To justify its current price of $130/share, Rogers Corporation must improve its NOPAT margin to 10% (up from 5% over the TTM) and grow revenue by 7% (vs. consensus of -0.4% in 2023 and 3% in 2024) compounded annually through 2032. In this scenario, Rogers Corporation’s NOPAT would grow and 13% compounded annually and equal $193 million in 2032, or nearly double its best ever NOPAT of $107 million. I think these expectations look overly optimistic.

Even if Rogers Corporation improves its NOPAT margin to 7% and grows revenue 6% (above five-year average of 4%) compounded annually through 2032, the stock would be worth no more than $83/share today – a 36% downside to the current stock price.

Each of these scenarios also assumes Rogers Corporation can grow revenue, NOPAT, and FCF without increasing working capital or fixed assets. This assumption is unlikely but allows me to create best case scenarios that demonstrate the high expectations embedded in the current valuation.

Critical Details Found in Financial Filings by My Firm’s Robo-Analyst Technology

Below are specifics on the adjustments I made based on Robo-Analyst findings in Rogers Corporation’s 10-Qs and 10-K:

Income Statement: I made $240 million in adjustments, with a net effect of removing $60 million in non-operating income (10% of revenue).

Balance Sheet: I made $537 million in adjustments to calculate invested capital with a net decrease of $91 million. One of the most notable adjustments was $136 million in asset write-downs.

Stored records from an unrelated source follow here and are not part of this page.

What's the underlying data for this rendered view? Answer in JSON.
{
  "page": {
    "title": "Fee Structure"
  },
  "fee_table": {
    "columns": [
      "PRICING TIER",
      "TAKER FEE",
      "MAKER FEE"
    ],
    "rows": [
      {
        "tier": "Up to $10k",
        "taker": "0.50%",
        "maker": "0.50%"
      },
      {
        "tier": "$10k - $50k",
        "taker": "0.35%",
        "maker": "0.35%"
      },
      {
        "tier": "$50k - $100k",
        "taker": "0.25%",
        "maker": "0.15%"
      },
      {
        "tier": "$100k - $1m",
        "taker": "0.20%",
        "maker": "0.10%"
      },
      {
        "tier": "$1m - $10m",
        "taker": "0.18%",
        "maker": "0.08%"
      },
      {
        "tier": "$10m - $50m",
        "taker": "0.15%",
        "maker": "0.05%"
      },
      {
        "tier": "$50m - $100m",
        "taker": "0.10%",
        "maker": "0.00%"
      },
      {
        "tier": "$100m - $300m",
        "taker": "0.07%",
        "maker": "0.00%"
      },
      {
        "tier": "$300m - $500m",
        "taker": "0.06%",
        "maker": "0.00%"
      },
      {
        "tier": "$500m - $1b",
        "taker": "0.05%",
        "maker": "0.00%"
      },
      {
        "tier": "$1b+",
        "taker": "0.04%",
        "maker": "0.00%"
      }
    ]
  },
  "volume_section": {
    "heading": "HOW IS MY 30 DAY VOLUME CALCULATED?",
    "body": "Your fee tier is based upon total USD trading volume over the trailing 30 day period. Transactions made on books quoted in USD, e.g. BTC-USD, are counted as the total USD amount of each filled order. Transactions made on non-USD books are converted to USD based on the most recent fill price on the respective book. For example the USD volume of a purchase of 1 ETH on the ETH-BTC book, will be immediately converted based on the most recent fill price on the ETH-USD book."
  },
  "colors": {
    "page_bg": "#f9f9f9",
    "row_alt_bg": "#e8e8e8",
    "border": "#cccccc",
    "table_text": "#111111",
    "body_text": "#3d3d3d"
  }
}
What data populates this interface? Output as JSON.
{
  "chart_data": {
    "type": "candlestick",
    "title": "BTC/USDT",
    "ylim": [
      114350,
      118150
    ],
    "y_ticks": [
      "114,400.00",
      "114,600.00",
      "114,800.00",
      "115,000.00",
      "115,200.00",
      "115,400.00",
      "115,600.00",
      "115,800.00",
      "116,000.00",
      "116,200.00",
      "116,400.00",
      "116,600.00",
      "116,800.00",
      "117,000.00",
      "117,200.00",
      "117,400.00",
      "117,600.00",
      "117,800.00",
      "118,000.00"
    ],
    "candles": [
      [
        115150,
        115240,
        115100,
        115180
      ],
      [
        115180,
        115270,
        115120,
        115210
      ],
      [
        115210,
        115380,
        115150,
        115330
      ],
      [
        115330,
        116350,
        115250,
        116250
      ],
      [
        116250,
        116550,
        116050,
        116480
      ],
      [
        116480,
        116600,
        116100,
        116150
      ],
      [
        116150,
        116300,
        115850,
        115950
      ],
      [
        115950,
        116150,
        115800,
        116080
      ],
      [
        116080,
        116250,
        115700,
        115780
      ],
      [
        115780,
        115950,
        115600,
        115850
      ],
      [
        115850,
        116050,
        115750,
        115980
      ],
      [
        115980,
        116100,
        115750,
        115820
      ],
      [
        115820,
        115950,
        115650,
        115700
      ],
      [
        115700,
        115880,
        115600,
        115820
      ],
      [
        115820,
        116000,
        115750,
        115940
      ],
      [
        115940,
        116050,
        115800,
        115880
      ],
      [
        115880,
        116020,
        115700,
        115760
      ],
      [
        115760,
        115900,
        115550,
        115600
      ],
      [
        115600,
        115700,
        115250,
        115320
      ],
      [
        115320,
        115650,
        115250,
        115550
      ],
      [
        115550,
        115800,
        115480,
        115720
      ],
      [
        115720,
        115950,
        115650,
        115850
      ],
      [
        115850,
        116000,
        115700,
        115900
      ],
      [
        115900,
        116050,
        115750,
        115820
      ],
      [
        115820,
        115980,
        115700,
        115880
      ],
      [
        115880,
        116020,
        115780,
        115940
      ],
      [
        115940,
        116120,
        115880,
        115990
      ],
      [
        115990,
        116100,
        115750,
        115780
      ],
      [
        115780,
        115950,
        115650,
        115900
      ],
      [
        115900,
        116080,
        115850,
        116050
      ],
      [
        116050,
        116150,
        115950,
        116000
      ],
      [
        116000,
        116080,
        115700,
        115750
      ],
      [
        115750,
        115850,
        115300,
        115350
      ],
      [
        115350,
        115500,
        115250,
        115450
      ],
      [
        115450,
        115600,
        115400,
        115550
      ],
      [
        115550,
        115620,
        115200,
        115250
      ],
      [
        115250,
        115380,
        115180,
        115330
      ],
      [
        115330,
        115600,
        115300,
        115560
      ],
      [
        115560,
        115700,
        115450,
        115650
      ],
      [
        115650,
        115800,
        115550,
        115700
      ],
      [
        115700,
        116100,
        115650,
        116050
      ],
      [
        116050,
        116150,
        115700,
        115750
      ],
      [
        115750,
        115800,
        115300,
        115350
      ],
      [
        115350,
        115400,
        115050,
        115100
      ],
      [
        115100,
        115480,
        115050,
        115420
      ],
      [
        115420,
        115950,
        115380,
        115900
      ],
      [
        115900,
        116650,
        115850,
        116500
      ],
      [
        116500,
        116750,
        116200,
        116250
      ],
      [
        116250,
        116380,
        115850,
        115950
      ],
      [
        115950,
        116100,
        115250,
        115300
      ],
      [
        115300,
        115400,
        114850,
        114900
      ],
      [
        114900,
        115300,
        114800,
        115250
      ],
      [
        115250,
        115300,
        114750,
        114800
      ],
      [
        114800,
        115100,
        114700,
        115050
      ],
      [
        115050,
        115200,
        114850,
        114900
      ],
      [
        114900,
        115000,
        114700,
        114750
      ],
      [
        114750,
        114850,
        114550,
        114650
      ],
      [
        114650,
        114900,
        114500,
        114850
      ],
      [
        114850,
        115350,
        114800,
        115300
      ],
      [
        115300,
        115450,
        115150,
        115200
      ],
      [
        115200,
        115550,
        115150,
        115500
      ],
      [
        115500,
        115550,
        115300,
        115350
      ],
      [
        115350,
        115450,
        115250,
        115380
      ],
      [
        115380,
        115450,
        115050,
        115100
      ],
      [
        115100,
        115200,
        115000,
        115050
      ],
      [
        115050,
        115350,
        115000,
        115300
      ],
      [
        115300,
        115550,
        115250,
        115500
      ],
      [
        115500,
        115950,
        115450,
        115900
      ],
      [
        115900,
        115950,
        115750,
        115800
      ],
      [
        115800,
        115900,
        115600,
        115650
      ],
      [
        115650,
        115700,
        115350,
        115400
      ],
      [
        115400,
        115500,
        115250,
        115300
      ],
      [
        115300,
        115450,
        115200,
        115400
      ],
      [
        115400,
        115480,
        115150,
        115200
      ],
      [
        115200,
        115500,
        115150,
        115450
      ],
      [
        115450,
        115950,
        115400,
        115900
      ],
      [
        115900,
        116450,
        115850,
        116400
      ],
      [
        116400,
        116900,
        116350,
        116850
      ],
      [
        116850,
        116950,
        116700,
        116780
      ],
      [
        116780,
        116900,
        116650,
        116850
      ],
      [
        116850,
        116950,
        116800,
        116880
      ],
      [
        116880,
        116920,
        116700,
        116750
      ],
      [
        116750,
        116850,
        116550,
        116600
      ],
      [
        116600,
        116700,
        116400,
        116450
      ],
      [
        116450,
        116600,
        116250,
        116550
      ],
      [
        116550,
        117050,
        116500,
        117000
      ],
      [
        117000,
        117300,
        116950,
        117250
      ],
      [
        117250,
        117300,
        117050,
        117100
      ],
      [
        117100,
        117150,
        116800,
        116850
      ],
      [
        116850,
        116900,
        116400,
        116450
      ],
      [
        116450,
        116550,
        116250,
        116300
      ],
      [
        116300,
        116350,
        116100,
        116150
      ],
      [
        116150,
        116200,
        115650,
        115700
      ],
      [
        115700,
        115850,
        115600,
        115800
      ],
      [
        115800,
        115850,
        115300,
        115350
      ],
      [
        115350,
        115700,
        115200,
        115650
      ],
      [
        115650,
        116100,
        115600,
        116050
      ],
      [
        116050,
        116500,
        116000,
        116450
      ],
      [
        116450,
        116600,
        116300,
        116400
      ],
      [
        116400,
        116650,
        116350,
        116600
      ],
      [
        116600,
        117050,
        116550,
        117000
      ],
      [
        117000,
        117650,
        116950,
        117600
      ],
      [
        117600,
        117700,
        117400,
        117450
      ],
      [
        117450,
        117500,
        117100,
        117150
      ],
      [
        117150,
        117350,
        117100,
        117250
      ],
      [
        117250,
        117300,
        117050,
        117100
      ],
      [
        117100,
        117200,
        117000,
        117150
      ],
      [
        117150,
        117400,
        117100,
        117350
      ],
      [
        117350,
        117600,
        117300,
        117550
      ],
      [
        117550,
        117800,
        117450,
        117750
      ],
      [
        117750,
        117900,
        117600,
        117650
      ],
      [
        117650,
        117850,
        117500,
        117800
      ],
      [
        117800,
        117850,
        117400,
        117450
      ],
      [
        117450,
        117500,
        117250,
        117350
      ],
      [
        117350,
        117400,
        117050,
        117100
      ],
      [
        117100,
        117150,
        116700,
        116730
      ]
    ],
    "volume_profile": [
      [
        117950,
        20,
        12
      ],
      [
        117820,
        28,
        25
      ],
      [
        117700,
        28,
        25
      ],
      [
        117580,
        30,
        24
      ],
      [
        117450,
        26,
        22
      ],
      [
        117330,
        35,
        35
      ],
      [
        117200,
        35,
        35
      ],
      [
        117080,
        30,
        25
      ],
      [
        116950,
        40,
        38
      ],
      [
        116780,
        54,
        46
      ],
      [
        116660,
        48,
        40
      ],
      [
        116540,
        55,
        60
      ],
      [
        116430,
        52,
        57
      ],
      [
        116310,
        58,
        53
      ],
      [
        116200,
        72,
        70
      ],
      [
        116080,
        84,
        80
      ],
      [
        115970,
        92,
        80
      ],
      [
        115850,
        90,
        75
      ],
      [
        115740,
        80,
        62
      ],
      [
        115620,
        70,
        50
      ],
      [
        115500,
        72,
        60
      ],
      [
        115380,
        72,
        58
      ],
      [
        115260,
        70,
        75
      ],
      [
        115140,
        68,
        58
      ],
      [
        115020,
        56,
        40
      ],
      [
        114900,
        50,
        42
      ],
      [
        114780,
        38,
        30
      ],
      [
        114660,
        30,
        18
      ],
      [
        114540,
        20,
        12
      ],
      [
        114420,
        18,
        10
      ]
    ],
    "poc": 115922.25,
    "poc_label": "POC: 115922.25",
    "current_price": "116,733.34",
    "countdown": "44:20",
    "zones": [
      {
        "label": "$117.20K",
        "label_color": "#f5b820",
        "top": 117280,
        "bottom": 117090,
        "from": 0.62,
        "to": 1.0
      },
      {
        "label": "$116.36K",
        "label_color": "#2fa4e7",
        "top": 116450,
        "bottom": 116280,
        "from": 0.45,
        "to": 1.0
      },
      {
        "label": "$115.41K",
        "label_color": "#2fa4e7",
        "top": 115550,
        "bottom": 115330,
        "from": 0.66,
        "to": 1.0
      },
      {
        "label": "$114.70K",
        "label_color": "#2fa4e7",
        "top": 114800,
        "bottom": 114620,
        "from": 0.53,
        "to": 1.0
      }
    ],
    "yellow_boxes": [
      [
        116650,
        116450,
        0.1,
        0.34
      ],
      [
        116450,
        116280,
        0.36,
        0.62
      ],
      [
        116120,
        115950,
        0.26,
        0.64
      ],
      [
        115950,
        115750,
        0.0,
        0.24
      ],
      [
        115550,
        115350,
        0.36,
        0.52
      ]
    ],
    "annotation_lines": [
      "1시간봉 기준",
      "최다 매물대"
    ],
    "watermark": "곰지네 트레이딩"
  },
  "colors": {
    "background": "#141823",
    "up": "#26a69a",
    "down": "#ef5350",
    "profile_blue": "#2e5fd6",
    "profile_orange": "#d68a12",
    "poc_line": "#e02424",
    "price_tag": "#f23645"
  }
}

This adjustment represented 9% of reported net assets.

Valuation: I made $242 million in adjustments to shareholder value with a net decrease of $46 million. Apart from total debt, the most notable adjustment to shareholder value was $4 million in over funded pensions. This adjustment represents <1% of Rogers Corporation’s market value.

Disclosure: David Trainer, Kyle Guske II, Hakan Salt, and Italo Mendonça receive no compensation to write about any specific stock, style, or theme.